Revitalizing India-Russia Relations Amid Geopolitical Tensions:

  • Held after a gap of over two years, amid ongoing geopolitical turbulence, the 22nd summit demonstrated both sides’ commitment to unlocking the full potential of their strategic partnership.
  • The outcomes of the summit highlighted New Delhi’s intention to maintain strong ties with Moscow despite widespread Western criticism of Putin following Russia’s invasion of Ukraine and the subsequent sanctions.
  • With Putin preoccupied with the ongoing Russia-Ukraine conflict, now into its third year, summit-level meetings had been on hold. The last summit took place in New Delhi in December 2021.
  • The recent summit showed eagerness from both countries not only to rejuvenate the ‘Special and Privileged Strategic Partnership‘ but also to make economic cooperation a cornerstone of their relationship.
  • This was underscored by a joint statement outlining nine key areas for economic collaboration, with a new bilateral trade target of $100 billion set for 2030.
  • Although Ukrainian President Volodymyr Zelenskyy expressed disappointment, calling it a blow to peace efforts, it is unlikely to affect New Delhi’s close ties with Kyiv.
  • While India has not condemned the invasion, Modi did tell Putin that “there is no peace on the battlefield,” reiterating India’s stance on the need for dialogue.
  • Despite Washington’s displeasure over the Modi-Putin meeting, it is unlikely to impact the trajectory of India-US relations, driven by India’s strategic needs. One of these needs is managing the growing Russia-China alliance.
  • Strengthening ties with Russia also addresses Moscow’s concerns over New Delhi’s tilt towards Washington.
  • India has so far managed a delicate balance between these geopolitical rivals and is likely to continue doing so.
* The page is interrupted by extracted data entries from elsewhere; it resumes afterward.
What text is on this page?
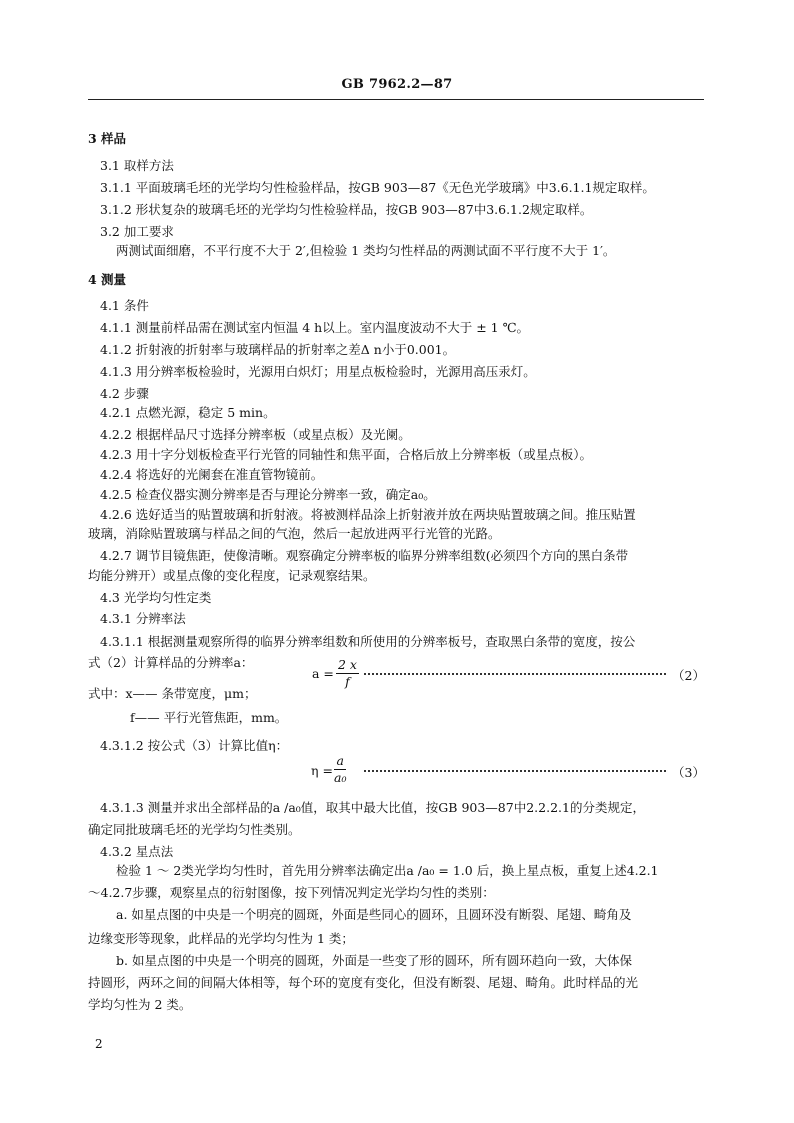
GB 7962.2—87
3 样品
3.1 取样方法
3.1.1 平面玻璃毛坯的光学均匀性检验样品，按GB 903—87《无色光学玻璃》中3.6.1.1规定取样。
3.1.2 形状复杂的玻璃毛坯的光学均匀性检验样品，按GB 903—87中3.6.1.2规定取样。
3.2 加工要求
两测试面细磨，不平行度不大于 2′,但检验 1 类均匀性样品的两测试面不平行度不大于 1′。
4 测量
4.1 条件
4.1.1 测量前样品需在测试室内恒温 4 h以上。室内温度波动不大于 ± 1 ℃。
4.1.2 折射液的折射率与玻璃样品的折射率之差Δ n小于0.001。
4.1.3 用分辨率板检验时，光源用白炽灯；用星点板检验时，光源用高压汞灯。
4.2 步骤
4.2.1 点燃光源，稳定 5 min。
4.2.2 根据样品尺寸选择分辨率板（或星点板）及光阑。
4.2.3 用十字分划板检查平行光管的同轴性和焦平面，合格后放上分辨率板（或星点板）。
4.2.4 将选好的光阑套在准直管物镜前。
4.2.5 检查仪器实测分辨率是否与理论分辨率一致，确定a₀。
4.2.6 选好适当的贴置玻璃和折射液。将被测样品涂上折射液并放在两块贴置玻璃之间。推压贴置
玻璃，消除贴置玻璃与样品之间的气泡，然后一起放进两平行光管的光路。
4.2.7 调节目镜焦距，使像清晰。观察确定分辨率板的临界分辨率组数(必须四个方向的黑白条带
均能分辨开）或星点像的变化程度，记录观察结果。
4.3 光学均匀性定类
4.3.1 分辨率法
4.3.1.1 根据测量观察所得的临界分辨率组数和所使用的分辨率板号，查取黑白条带的宽度，按公
式（2）计算样品的分辨率a：
式中：x—— 条带宽度，μm；
f—— 平行光管焦距，mm。
4.3.1.2 按公式（3）计算比值η：
4.3.1.3 测量并求出全部样品的a /a₀值，取其中最大比值，按GB 903—87中2.2.2.1的分类规定，
确定同批玻璃毛坯的光学均匀性类别。
4.3.2 星点法
检验 1 ～ 2类光学均匀性时，首先用分辨率法确定出a /a₀ = 1.0 后，换上星点板，重复上述4.2.1
～4.2.7步骤，观察星点的衍射图像，按下列情况判定光学均匀性的类别：
a. 如星点图的中央是一个明亮的圆斑，外面是些同心的圆环，且圆环没有断裂、尾翅、畸角及
边缘变形等现象，此样品的光学均匀性为 1 类；
b. 如星点图的中央是一个明亮的圆斑，外面是一些变了形的圆环，所有圆环趋向一致，大体保
持圆形，两环之间的间隔大体相等，每个环的宽度有变化，但没有断裂、尾翅、畸角。此时样品的光
学均匀性为 2 类。
$a = \frac{2 x}{f}$	（2）
$\eta = \frac{a}{\text{a₀}}$	（3）
2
India’s Strategic Partnership with Russia Amid Western Sanctions:

  • India views Russia as a long-standing, trusted partner. Despite Western efforts to isolate Russia due to the Ukraine war, India’s drive for deeper economic ties reflects its strategic interests.
  • India’s imports of Russian oil, vital for its energy security, have surged from 2.5 million tonnes in 2021 to 90 million tonnes in 2023.
  • Investments in the energy sector remain a priority, and fertilizer imports from Russia are crucial for India’s agriculture.
  • These oil imports have boosted bilateral trade to $65.70 billion, though Indian exports were only $4.26 billion compared to $61.44 billion in imports.
  • While benefiting from discounted Russian oil, India needs to address this trade imbalance by diversifying its export portfolio, which currently includes pharmaceuticals, organic chemicals, iron and steel, and electrical machinery.
  • Both countries have agreed to explore eliminating non-tariff trade barriers and establishing a Eurasian Economic Union (EAEU)-India Free Trade Area, indicating a strong commitment to enhancing trade.
  • The initiation of full negotiations for a free trade agreement between India and the EAEU should further boost trade relations.
  • Connectivity is also a priority for both nations, aiming to facilitate access for Indian goods to Eurasian markets. However, the proposed International North-South Transport Corridor (INSTC) is still far from realization.
  • Renewed interest in the Chennai-Vladivostok Maritime Corridor, first proposed in 2019, also remains to be actualized.
  • The summit emphasized robust cooperation in the defense sector, a critical component of India’s security framework.
  • Despite efforts to diversify arms suppliers, Russia remains India’s largest provider. India likely addressed concerns over delays in Russian military hardware and spare parts due to the Ukraine war.

Conclusion:

While the Modi-Putin Summit may have angered the West, it’s clear that New Delhi will prioritize its strategic needs.